Sunday, August 13, 2023

Chain-Gang All-Stars - Nana Kwame Adjei-Brenyah

Initial Draw: ☆☆☆☆☆
Character Development: ☆☆☆☆☆
Plot/Writing Style: ☆☆☆☆☆
Overall: ⭐⭐⭐⭐⭐

From the cover:
"Loretta Thurwar and Hamara "Hurricane Staxxx" Stacker are the stars of the Chain-Gang All-Stars, the cornerstone of CAPE, or Criminal Action Penal Entertainment, a highly popular, highly controversial profit-raising program in America's increasingly dominant private prison industry. It's the return of the gladiators, and prisoners are competing for the ultimate prize: their freedom.

In CAPE, prisoners travel as Links in Chain-Gangs, competing in death matches before packed arenas with righteous protestors at the gates. Thurwar and Staxxx, both teammates and lovers, are the fan favorites. And if all goes well, Thurwar will be free in just a few matches, a fact she carries as heavily as her lethal hammer. As she prepares to leave her fellow Links, Thurwar considers how she might help preserve their humanity, in defiance of these so-called games. But CAPE's corporate owners will stop at nothing to protect their status quo, and the obstacles they lay in Thurwar's path have devastating consequences.

Moving from the Links in the field to the protestors, to the CAPE employees and beyond, Chain-Gang All-Stars is a kaleidoscopic, excoriating look at the American prison system's unholy alliance of systemic racism, unchecked capitalism, and mass incarceration, and a clear-eyed reckoning with what freedom in this country really means..."

I don't even know what to say about this book. It popped up on my radar and I ordered it, and then I kept seeing people talking about it, so I was like okay, need to read this right away. We decided to read it for our book club in July, I took it with me on vacation, and vacation basically became "how much time can I spend reading without garnering complaints" time until I finished it. At which point I traded reading time for thinking about what I just read time, because I can't get it out of my head. 

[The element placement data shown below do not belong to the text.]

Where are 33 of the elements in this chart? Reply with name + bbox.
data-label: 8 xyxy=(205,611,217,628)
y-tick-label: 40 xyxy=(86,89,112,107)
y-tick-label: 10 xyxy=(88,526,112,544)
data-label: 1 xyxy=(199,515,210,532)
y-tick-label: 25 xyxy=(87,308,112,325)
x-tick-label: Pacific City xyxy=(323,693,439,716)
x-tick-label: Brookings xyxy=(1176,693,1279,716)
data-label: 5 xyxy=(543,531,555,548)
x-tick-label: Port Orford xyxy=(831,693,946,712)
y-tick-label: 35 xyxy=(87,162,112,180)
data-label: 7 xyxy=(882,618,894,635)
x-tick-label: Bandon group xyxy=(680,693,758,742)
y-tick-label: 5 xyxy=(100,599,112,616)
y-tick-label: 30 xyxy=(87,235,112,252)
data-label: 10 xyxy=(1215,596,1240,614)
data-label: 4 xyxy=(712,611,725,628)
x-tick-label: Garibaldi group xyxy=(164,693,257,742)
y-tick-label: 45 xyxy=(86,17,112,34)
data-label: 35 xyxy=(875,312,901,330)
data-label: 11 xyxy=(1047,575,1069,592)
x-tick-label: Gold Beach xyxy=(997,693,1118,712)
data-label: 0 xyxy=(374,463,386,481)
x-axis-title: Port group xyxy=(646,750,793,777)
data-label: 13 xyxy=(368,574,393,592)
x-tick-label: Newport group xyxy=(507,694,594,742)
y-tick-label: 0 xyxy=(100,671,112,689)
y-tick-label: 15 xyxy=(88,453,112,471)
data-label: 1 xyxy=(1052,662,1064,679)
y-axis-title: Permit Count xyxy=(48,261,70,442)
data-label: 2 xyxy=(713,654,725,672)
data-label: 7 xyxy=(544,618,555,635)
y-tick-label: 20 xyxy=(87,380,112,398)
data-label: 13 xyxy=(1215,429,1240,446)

I read this shortly after Rust in the Root, and while they are totally different stories, both books blend fiction and reality in incredible and compelling ways. CAPE is fictional, but the underlying truths that led to its creation and acceptance in the book are very much a reality, and Adjei-Brenyah also includes footnotes throughout the book sharing facts about the prison industrial complex in the United States, which were very enlightening about the reality of our penal system. I also thought he did a brilliant job of humanizing the characters who were forced into the CAPE program and highlighting the way our "justice" system actively works to dehumanize people.

And speaking of humanizing the characters...THE CHARACTERS. They were so good. Love them or hate them, they were all so well-developed and realistic. I mean...Staxxx is officially on my list of favorite characters of all time. I read a lot of books, usually like nine or ten of them at a time, and there's always a new one waiting in the wings to rotate in after I finish something, so while it's not like I finish a book and then am like "deleted from my brain, I will never think of you again," it is pretty unusual for me to actively and regularly continue thinking about something for days after I read it. I'm a week out from finishing this one, and at least a couple of times a day I catch myself thinking about Staxxx's story and her ending or remembering key moments from the book and reflecting on them. There are still five months left in 2023, so I suppose something could come along and unseat it, but as of right now, this is the best book I've read this year. Incredible. Thought-provoking. Important. Go read it.